No existen misterios ni secreteos de ninguna clase. Ningún
miembro del Opus Dei oculta que pertenece a la Obra. No se distingue de los
demás hombres a simple vista, porque no lleva —no tiene por qué llevar (23)— distintivo externo de ningún tipo. Los socios
del Instituto no esconden su condición, pero no la pregonan: de manera
exactamente igual se comporta la mayoría de los miembros de las otras
asociaciones de fieles. No hay ningún terciario franciscano o dominico u oblato
benedictino, por ejemplo, que haga constar esta particularidad suya en las
tarjetas de visita, ni en el trabajo que desarrolle —profesional, político,
económico, etc.— como ciudadano que actúa libremente
en la vida de su país. Y, sin embargo, nadie puede decir que, procediendo así,
esos hombres celen algún misterio u oculten algún secreto.

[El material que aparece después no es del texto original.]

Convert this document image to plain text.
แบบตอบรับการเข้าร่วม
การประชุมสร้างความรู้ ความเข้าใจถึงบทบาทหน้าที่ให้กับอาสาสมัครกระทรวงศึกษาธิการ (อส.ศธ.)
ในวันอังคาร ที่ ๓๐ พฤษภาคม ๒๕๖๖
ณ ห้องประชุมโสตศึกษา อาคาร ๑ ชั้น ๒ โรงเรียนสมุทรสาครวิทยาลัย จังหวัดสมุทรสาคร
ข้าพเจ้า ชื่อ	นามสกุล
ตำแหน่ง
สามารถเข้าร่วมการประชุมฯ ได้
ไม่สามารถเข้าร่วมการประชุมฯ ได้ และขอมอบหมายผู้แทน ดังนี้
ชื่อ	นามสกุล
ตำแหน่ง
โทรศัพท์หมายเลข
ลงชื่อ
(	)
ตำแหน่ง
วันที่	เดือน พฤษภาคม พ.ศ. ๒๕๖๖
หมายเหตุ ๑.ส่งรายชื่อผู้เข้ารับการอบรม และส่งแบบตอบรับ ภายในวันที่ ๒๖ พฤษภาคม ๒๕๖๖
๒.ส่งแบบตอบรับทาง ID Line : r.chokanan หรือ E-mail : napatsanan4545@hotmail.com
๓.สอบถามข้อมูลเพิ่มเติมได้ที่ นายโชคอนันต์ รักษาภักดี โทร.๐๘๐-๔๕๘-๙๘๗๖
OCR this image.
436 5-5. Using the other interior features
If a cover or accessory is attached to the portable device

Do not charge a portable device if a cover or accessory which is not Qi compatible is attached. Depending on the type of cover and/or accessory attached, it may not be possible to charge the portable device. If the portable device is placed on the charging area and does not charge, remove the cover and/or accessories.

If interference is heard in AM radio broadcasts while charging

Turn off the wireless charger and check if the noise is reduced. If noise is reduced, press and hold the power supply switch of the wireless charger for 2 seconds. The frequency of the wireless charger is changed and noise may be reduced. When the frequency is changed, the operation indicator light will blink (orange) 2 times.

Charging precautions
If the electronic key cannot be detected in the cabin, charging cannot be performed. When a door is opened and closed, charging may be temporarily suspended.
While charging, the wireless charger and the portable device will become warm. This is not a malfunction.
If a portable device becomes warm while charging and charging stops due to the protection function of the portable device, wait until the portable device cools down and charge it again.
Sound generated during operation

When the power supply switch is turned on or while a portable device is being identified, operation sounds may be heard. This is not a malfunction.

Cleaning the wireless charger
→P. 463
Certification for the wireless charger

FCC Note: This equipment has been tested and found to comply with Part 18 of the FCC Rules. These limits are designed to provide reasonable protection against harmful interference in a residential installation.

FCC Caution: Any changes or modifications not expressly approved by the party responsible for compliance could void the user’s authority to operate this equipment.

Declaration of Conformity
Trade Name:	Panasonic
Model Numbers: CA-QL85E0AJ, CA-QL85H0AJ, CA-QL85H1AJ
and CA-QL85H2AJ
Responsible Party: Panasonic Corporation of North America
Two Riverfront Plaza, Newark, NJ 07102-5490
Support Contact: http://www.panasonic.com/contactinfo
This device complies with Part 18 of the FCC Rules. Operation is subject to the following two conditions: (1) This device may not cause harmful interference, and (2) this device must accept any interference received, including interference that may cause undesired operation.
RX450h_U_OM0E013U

Otra razón que explicaría el recelo o la extrañeza de
algunos, ante el hecho de que sean católicos activos quienes ocupen cargos
públicos, puede ser el anticlericalismo. Quizá alguien, firme aún en la
vieja demagogia decimonónica, herencia apolillada de otras circunstancias
sociales, crea llegado el momento de volver a entonar los rancios estribillos
del oscurantismo medieval, de los reinos teocráticos, del progreso
amenazado, etc., etc. Esta ya nos parece una razón menos posible. Porque
¿dónde están esos clérigos contra los que ir? No faltan en la historia —aun en
la contemporánea— ejemplos de prelados, e incluso de simples sacerdotes y de
religiosos, que han ocupado cargos públicos en la sociedad civil, sirviendo
noblemente a su patria. Pero ahora, en nuestro caso, ¿dónde están esos eclesiásticos?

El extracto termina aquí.